From 0ab8e099e86c6d550d339b945d04a2e5f9f8050b Mon Sep 17 00:00:00 2001
From: Awni Hannun <awni@apple.com>
Date: Mon, 14 Oct 2024 16:17:03 -0700
Subject: [PATCH] Fix cpu segfault (#1488)

* fix cpu segfault

* nit in tests
---
 mlx/backend/common/compiled_cpu.cpp | 58 +++++++++++++++--------------
 mlx/compile_impl.h                  | 18 ++++++++-
 mlx/transforms_impl.h               | 15 --------
 python/src/ops.cpp                  |  5 +--
 python/src/transforms.cpp           |  1 +
 python/tests/test_conv_transpose.py |  6 +--
 6 files changed, 52 insertions(+), 51 deletions(-)
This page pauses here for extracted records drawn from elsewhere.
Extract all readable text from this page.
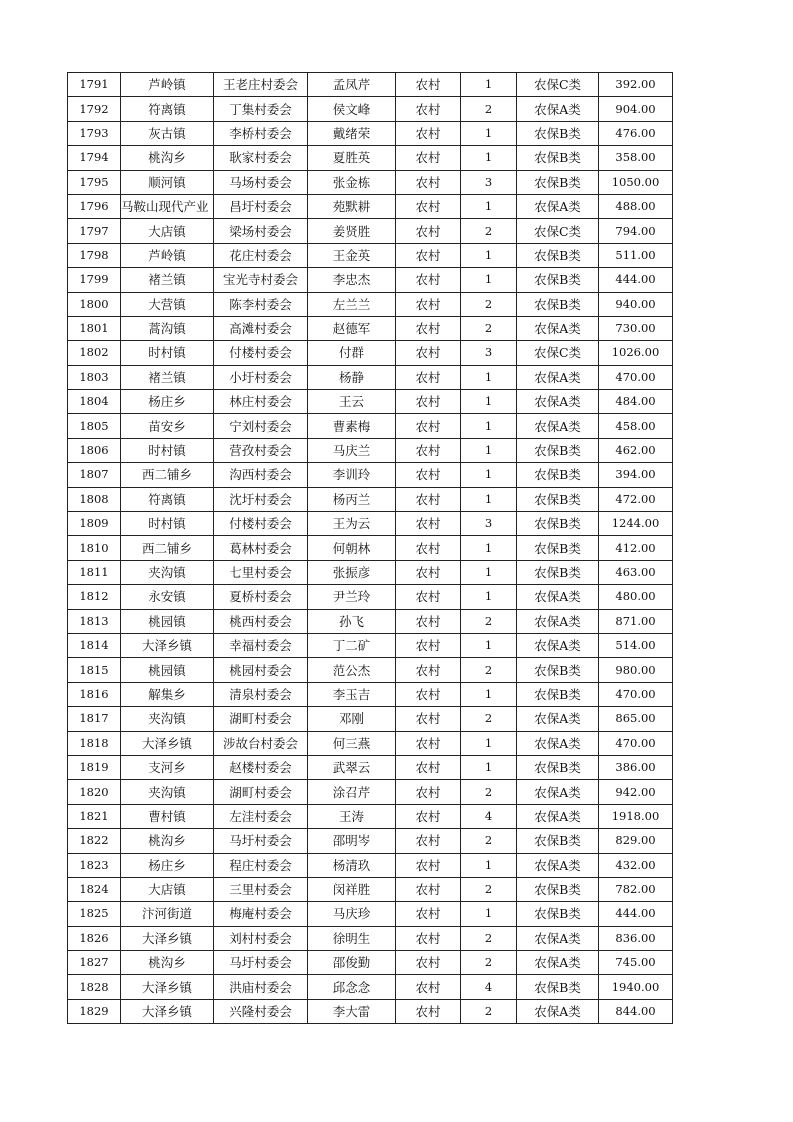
1791	芦岭镇	王老庄村委会	孟凤芹	农村	1	农保C类	392.00
1792	符离镇	丁集村委会	侯文峰	农村	2	农保A类	904.00
1793	灰古镇	李桥村委会	戴绪荣	农村	1	农保B类	476.00
1794	桃沟乡	耿家村委会	夏胜英	农村	1	农保B类	358.00
1795	顺河镇	马场村委会	张金栋	农村	3	农保B类	1050.00
1796	马鞍山现代产业	昌圩村委会	苑默耕	农村	1	农保A类	488.00
1797	大店镇	梁场村委会	姜贤胜	农村	2	农保C类	794.00
1798	芦岭镇	花庄村委会	王金英	农村	1	农保B类	511.00
1799	褚兰镇	宝光寺村委会	李忠杰	农村	1	农保B类	444.00
1800	大营镇	陈李村委会	左兰兰	农村	2	农保B类	940.00
1801	蒿沟镇	高滩村委会	赵德军	农村	2	农保A类	730.00
1802	时村镇	付楼村委会	付群	农村	3	农保C类	1026.00
1803	褚兰镇	小圩村委会	杨静	农村	1	农保A类	470.00
1804	杨庄乡	林庄村委会	王云	农村	1	农保A类	484.00
1805	苗安乡	宁刘村委会	曹素梅	农村	1	农保A类	458.00
1806	时村镇	营孜村委会	马庆兰	农村	1	农保B类	462.00
1807	西二铺乡	沟西村委会	李训玲	农村	1	农保B类	394.00
1808	符离镇	沈圩村委会	杨丙兰	农村	1	农保B类	472.00
1809	时村镇	付楼村委会	王为云	农村	3	农保B类	1244.00
1810	西二铺乡	葛林村委会	何朝林	农村	1	农保B类	412.00
1811	夹沟镇	七里村委会	张振彦	农村	1	农保B类	463.00
1812	永安镇	夏桥村委会	尹兰玲	农村	1	农保A类	480.00
1813	桃园镇	桃西村委会	孙飞	农村	2	农保A类	871.00
1814	大泽乡镇	幸福村委会	丁二矿	农村	1	农保A类	514.00
1815	桃园镇	桃园村委会	范公杰	农村	2	农保B类	980.00
1816	解集乡	清泉村委会	李玉吉	农村	1	农保B类	470.00
1817	夹沟镇	湖町村委会	邓刚	农村	2	农保A类	865.00
1818	大泽乡镇	涉故台村委会	何三燕	农村	1	农保A类	470.00
1819	支河乡	赵楼村委会	武翠云	农村	1	农保B类	386.00
1820	夹沟镇	湖町村委会	涂召芹	农村	2	农保A类	942.00
1821	曹村镇	左洼村委会	王涛	农村	4	农保A类	1918.00
1822	桃沟乡	马圩村委会	邵明岑	农村	2	农保B类	829.00
1823	杨庄乡	程庄村委会	杨清玖	农村	1	农保A类	432.00
1824	大店镇	三里村委会	闵祥胜	农村	2	农保B类	782.00
1825	汴河街道	梅庵村委会	马庆珍	农村	1	农保B类	444.00
1826	大泽乡镇	刘村村委会	徐明生	农村	2	农保A类	836.00
1827	桃沟乡	马圩村委会	邵俊勤	农村	2	农保A类	745.00
1828	大泽乡镇	洪庙村委会	邱念念	农村	4	农保B类	1940.00
1829	大泽乡镇	兴隆村委会	李大雷	农村	2	农保A类	844.00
diff --git a/mlx/backend/common/compiled_cpu.cpp b/mlx/backend/common/compiled_cpu.cpp
index 2c0df6073..5eb904b45 100644
--- a/mlx/backend/common/compiled_cpu.cpp
+++ b/mlx/backend/common/compiled_cpu.cpp
@@ -14,6 +14,30 @@
 
 namespace mlx::core {
 
+struct CompilerCache {
+  struct DLib {
+    DLib(const std::string& libname) {
+      lib = dlopen(libname.c_str(), RTLD_NOW);
+      if (!lib) {
+        std::ostringstream msg;
+        msg << "Could not load C++ shared library " << dlerror();
+        throw std::runtime_error(msg.str());
+      }
+    }
+
+    ~DLib() {
+      dlclose(lib);
+    }
+    void* lib;
+  };
+  // Statics to cache compiled libraries and functions
+  std::list<DLib> libs;
+  std::unordered_map<std::string, void*> kernels;
+  std::shared_mutex mtx;
+};
+
+static CompilerCache cache{};
+
 // GPU compile is always available if the GPU is available and since we are in
 // this file CPU compile is also available.
 namespace detail {
@@ -30,35 +54,15 @@ std::string get_temp_file(const std::string& name) {
 void* compile(
     const std::string& kernel_name,
     const std::function<std::string(void)>& source_builder) {
-  struct DLib {
-    DLib(const std::string& libname) {
-      lib = dlopen(libname.c_str(), RTLD_NOW);
-      if (!lib) {
-        std::ostringstream msg;
-        msg << "Could not load C++ shared library " << dlerror();
-        throw std::runtime_error(msg.str());
-      }
-    }
-
-    ~DLib() {
-      dlclose(lib);
-    }
-    void* lib;
-  };
-  // Statics to cache compiled libraries and functions
-  static std::list<DLib> libs;
-  static std::unordered_map<std::string, void*> kernels;
-  static std::shared_mutex compile_mtx;
-
   {
-    std::shared_lock lock(compile_mtx);
-    if (auto it = kernels.find(kernel_name); it != kernels.end()) {
+    std::shared_lock lock(cache.mtx);
+    if (auto it = cache.kernels.find(kernel_name); it != cache.kernels.end()) {
       return it->second;
     }
   }
 
-  std::unique_lock lock(compile_mtx);
-  if (auto it = kernels.find(kernel_name); it != kernels.end()) {
+  std::unique_lock lock(cache.mtx);
+  if (auto it = cache.kernels.find(kernel_name); it != cache.kernels.end()) {
     return it->second;
   }
   std::string source_code = source_builder();
@@ -112,10 +116,10 @@ void* compile(
   }
 
   // load library
-  libs.emplace_back(shared_lib_path);
+  cache.libs.emplace_back(shared_lib_path);
 
   // Load function
-  void* fun = dlsym(libs.back().lib, kernel_name.c_str());
+  void* fun = dlsym(cache.libs.back().lib, kernel_name.c_str());
   if (!fun) {
     std::ostringstream msg;
     msg << "[Compile::eval_cpu] Failed to load compiled function "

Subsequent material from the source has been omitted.